There are also signs of compression in paid-search spending growth, evidenced by a dip to 43 percent from a 52 percent growth rate in the previous quarterly analysis, according to Covario, which said this decline is partly because of budgetary pressures from economic conditions and better optimization that enables similar return results at lower spend levels.

This second installment in Covario’s analysis series shows the latest global paid-search spending allocation patterns for 128 brands at 12 major technology companies such as Adobe, Intel, Lenovo and Research in Motion (RIM) between Q1 2007 to Q2 2008. The combined paid search advertising spend of the analyzed brands represents more than $225 million.

“Our client roster inspired us to launch this analysis series due to our customers’ unique positions in the advertising ecosystem - they are US-based, but also global in the scope regarding their paid search advertising programs, so they tend not to be retailers or e-commerce vendors who focus on one geographic region,” said Craig Macdonald, VP of marketing and product management at Covario.

Study findings:

  • Compared with the 10 percent North America budget allocation reported for Yahoo in Covario’s Q1 analysis, there was an increase to 14 percent in Q2 - coming directly from allocations that had previously gone to Google, which fell from 86 percent to 81 percent (Q1 to Q2).
  • Although the share of spending allocation in APAC is only about 7 percent of budget allocation, Yahoo’s portion increased nearly 35 percent at the expense of Google. Yahoo climbed from approximately 15 percent in Q1 to 50 percent in Q2, while Google decreased from 72 percent in Q1 to 46 percent in Q2. The remainder of this share gain came from Baidu. Q2 allocation to Baidu was only 5 percent in Q2, down from approximately 14 percent in Q1.
  • Europe, Middle East and Africa (EMEA) is a non-competitive market, with Google accounting for more than 90 percent of global advertisers’ paid-search spend.

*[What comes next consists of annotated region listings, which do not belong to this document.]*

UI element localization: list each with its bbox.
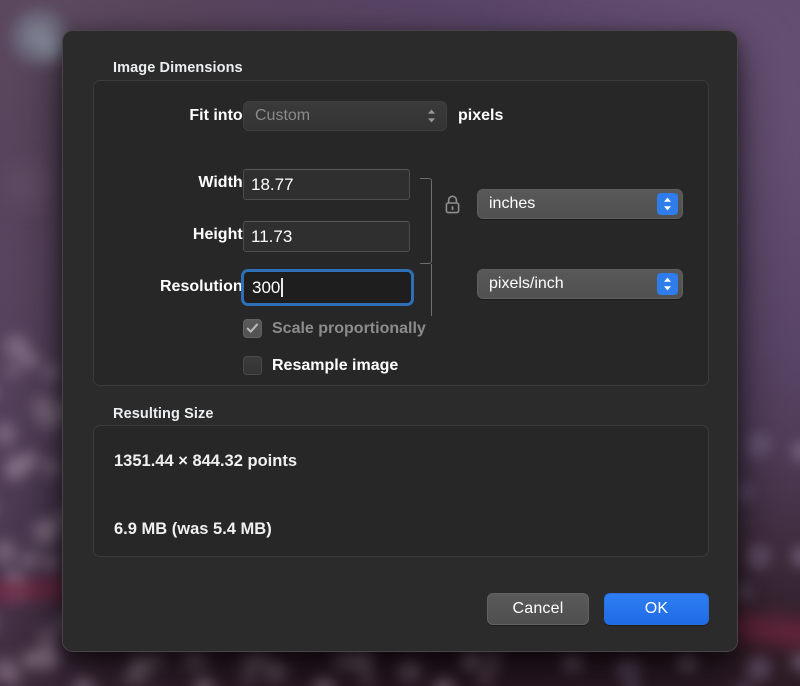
lock-closed-icon <box>444 194 461 220</box>
size-unit-popup[interactable]: inches <box>477 189 683 219</box>
resample-image-checkbox-row[interactable]: Resample image <box>243 356 398 375</box>
image-resize-dialog: Image Dimensions Fit into: Custom pixels… <box>62 30 738 652</box>
resolution-unit-popup[interactable]: pixels/inch <box>477 269 683 299</box>
image-dimensions-title: Image Dimensions <box>113 60 243 76</box>
chevron-up-down-icon <box>657 273 678 295</box>
text-cursor <box>281 278 283 297</box>
size-unit-value: inches <box>489 195 536 212</box>
checkbox-checked-icon[interactable] <box>243 319 262 338</box>
cancel-button-label: Cancel <box>512 600 564 617</box>
height-input[interactable]: 11.73 <box>243 221 410 252</box>
resample-image-label: Resample image <box>272 356 399 374</box>
dimension-link-bracket <box>420 178 432 264</box>
resolution-unit-value: pixels/inch <box>489 275 564 292</box>
cancel-button[interactable]: Cancel <box>487 593 589 625</box>
checkbox-unchecked-icon[interactable] <box>243 356 262 375</box>
chevron-up-down-icon <box>421 105 442 127</box>
resulting-filesize-text: 6.9 MB (was 5.4 MB) <box>114 520 272 538</box>
scale-proportionally-checkbox-row[interactable]: Scale proportionally <box>243 319 426 338</box>
dimension-link-bracket-lower <box>420 264 432 316</box>
resolution-input[interactable]: 300 <box>244 272 411 303</box>
width-value: 18.77 <box>251 174 294 194</box>
ok-button-label: OK <box>644 600 669 617</box>
fit-into-label: Fit into: <box>189 107 248 124</box>
resolution-label: Resolution: <box>160 278 248 295</box>
ok-button[interactable]: OK <box>604 593 709 625</box>
chevron-up-down-icon <box>657 193 678 215</box>
scale-proportionally-label: Scale proportionally <box>272 319 426 337</box>
resolution-value: 300 <box>252 277 281 297</box>
resulting-dimensions-text: 1351.44 × 844.32 points <box>114 452 297 470</box>
height-value: 11.73 <box>251 226 293 246</box>
fit-into-unit-label: pixels <box>458 107 504 124</box>
width-label: Width: <box>198 174 248 191</box>
fit-into-popup[interactable]: Custom <box>243 101 447 131</box>
resulting-size-title: Resulting Size <box>113 406 214 422</box>
fit-into-value: Custom <box>255 107 311 124</box>
height-label: Height: <box>192 226 248 243</box>
width-input[interactable]: 18.77 <box>243 169 410 200</box>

This is up more than 10 percent from a year ago and up nearly two percent from Q1.
  • Spending in APAC was 7 percent, down slightly from nearly 12 percent in Q1. High-tech and consumer electronics companies, which dominate Covario’s analysis, tend not to allocate a very large advertising spend in the region because of concerns over intellectual property protection.
  • North America accounts for 65 percent percent of spending, up by less than one percent from Q1 and up approximately 6.5 percent from 2Q07.

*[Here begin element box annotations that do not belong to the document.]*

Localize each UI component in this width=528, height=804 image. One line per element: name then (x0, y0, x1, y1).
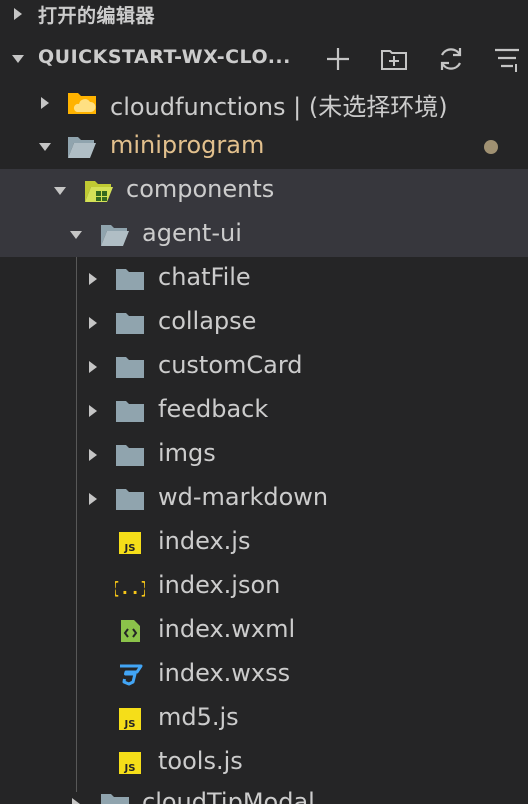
tree-item-label: md5.js (158, 703, 239, 731)
chevron-down-icon (68, 227, 84, 243)
tree-item[interactable]: wd-markdown (0, 477, 528, 521)
js-file-icon: JS (119, 532, 141, 554)
tree-item-label: index.wxss (158, 659, 291, 687)
folder-open-icon (68, 137, 96, 158)
tree-item[interactable]: {..} index.json (0, 565, 528, 609)
tree-item[interactable]: feedback (0, 389, 528, 433)
folder-icon (116, 357, 144, 378)
chevron-right-icon (85, 271, 101, 287)
tree-item-label: index.wxml (158, 615, 296, 643)
folder-icon (116, 313, 144, 334)
chevron-right-icon (85, 403, 101, 419)
tree-item[interactable]: chatFile (0, 257, 528, 301)
cloud-folder-icon (68, 93, 96, 114)
tree-item-label: imgs (158, 439, 216, 467)
tree-item-label: index.json (158, 571, 281, 599)
tree-item[interactable]: index.wxss (0, 653, 528, 697)
tree-item[interactable]: collapse (0, 301, 528, 345)
chevron-down-icon (52, 183, 68, 199)
chevron-right-icon (85, 359, 101, 375)
tree-item-label: miniprogram (110, 131, 265, 159)
tree-item-cloudtipmodal[interactable]: cloudTipModal (0, 782, 528, 804)
svg-text:JS: JS (124, 543, 136, 554)
js-file-icon: JS (119, 708, 141, 730)
tree-item-label: tools.js (158, 747, 243, 775)
open-editors-header[interactable]: 打开的编辑器 (0, 0, 528, 36)
tree-item-components[interactable]: components (0, 169, 528, 213)
file-explorer: 打开的编辑器 QUICKSTART-WX-CLO... cloudfunctio… (0, 0, 528, 804)
modified-dot-icon (484, 140, 498, 154)
tree-item-cloudfunctions[interactable]: cloudfunctions | (未选择环境) (0, 81, 528, 125)
svg-text:JS: JS (124, 719, 136, 730)
workspace-title: QUICKSTART-WX-CLO... (38, 46, 291, 68)
tree-item-agent-ui[interactable]: agent-ui (0, 213, 528, 257)
folder-icon (116, 489, 144, 510)
folder-icon (116, 401, 144, 422)
folder-icon (116, 269, 144, 290)
tree-item[interactable]: JS md5.js (0, 697, 528, 741)
tree-item-label: cloudfunctions | (未选择环境) (110, 93, 448, 121)
collapse-all-icon[interactable] (492, 44, 522, 74)
tree-item-miniprogram[interactable]: miniprogram (0, 125, 528, 169)
tree-item-label: collapse (158, 307, 257, 335)
chevron-right-icon (85, 315, 101, 331)
tree-item[interactable]: index.wxml (0, 609, 528, 653)
tree-item-label: wd-markdown (158, 483, 329, 511)
css-file-icon (120, 664, 143, 686)
folder-open-icon (101, 225, 129, 246)
svg-text:{..}: {..} (115, 579, 145, 599)
tree-item-label: cloudTipModal (142, 788, 315, 804)
tree-item[interactable]: customCard (0, 345, 528, 389)
refresh-icon[interactable] (436, 44, 466, 74)
tree-item-label: chatFile (158, 263, 251, 291)
folder-icon (101, 794, 129, 804)
tree-item[interactable]: JS tools.js (0, 741, 528, 785)
components-folder-icon (85, 181, 113, 202)
svg-text:JS: JS (124, 763, 136, 774)
tree-item-label: customCard (158, 351, 303, 379)
json-file-icon: {..} (115, 579, 145, 599)
chevron-right-icon (85, 491, 101, 507)
chevron-down-icon (10, 51, 26, 67)
tree-item-label: agent-ui (142, 219, 242, 247)
tree-item[interactable]: JS index.js (0, 521, 528, 565)
new-file-icon[interactable] (323, 44, 353, 74)
tree-item-label: components (126, 175, 275, 203)
new-folder-icon[interactable] (379, 44, 409, 74)
chevron-right-icon (10, 6, 26, 22)
wxml-file-icon (121, 620, 140, 642)
folder-icon (116, 445, 144, 466)
chevron-right-icon (37, 95, 53, 111)
chevron-right-icon (68, 796, 84, 804)
js-file-icon: JS (119, 752, 141, 774)
workspace-header[interactable]: QUICKSTART-WX-CLO... (0, 37, 528, 81)
open-editors-title: 打开的编辑器 (38, 5, 156, 27)
tree-item[interactable]: imgs (0, 433, 528, 477)
chevron-right-icon (85, 447, 101, 463)
tree-item-label: feedback (158, 395, 269, 423)
chevron-down-icon (37, 139, 53, 155)
tree-item-label: index.js (158, 527, 251, 555)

There has been a steady increase in allocations to EMEA-based search spending since 3Q07, Covario said: In the middle of last year, the allocation was less than 10 percent because of complications related to Yahoo’s Panama platform, in 2Q208 the allocation was up to 27.5 percent.

Advertisers are increasing their allocation to EMEA because of a more positive economic outlook in the region than in the United States, Covario said. Covario also does not necessarily expect a Q3 uptick in spending in APAC because of the Olympics, but there is a possibility of Olympics ads in EMEA and North America driving spending in those regions.